# A Notepad for Kindle & Kindle DX



## meem (Aug 16, 2010)

*EduKindle Notepad* - a simple file download for your Kindle that provides you with a place to create and save personal notes for your Kindle - you can also get instructions on how to use EduKindle Notepad by downloading the Notepad Instructions file and transferring it to your Kindle with the Notepad file - when you open Notepad, you will see a note icon next to the title at the top - click on the Menu and select "My Notes and Marks" to read the Notepad instructions - you can then delete the note if you wish!

Main website:
http://edukindle.com/2010/09/notepad-for-kindle-keeps-your-ideas-handy/

Direct Download link:
EduKindle-Notepad.prc

Our question now is:
*Is Kindle really appropriate for the codification of the diary notes and everyday tasks ?*


----------



## Joe Chiappetta (May 20, 2010)

Can a person export the notes they make in your program to other devices?

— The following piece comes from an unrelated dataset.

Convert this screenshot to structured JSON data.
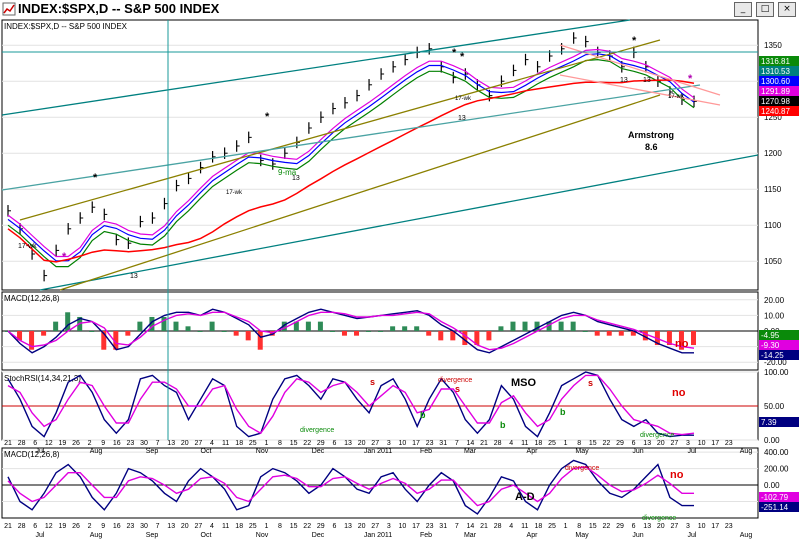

For example could I turn those notes into a txt file and drag it from a kindle folder to my desktop via usb?


----------



## meem (Aug 16, 2010)

More two applications (Direct download):

Planner 2009 for Kindle

Calendar for Kindle
As you see, they are two old files (for the year 2009), but I put them to see the idea.
You can simply create your own new ones.


----------



## SusanCassidy (Nov 9, 2008)

These are not really applications, just files.

Any .txt file can have notes added to it.  Just create one on your pc, copy to Kindle, and add notes as you like.  If you have categories you want to use, create "Shopping", "Books", etc. with a few blank lines after each of those lines.

A copy of each note is added to "My Clippings".  That file can be copied to your pc, and cut/pasted/whatever, as you will.


----------



## meem (Aug 16, 2010)

Thank you.
It's a better idea.


----------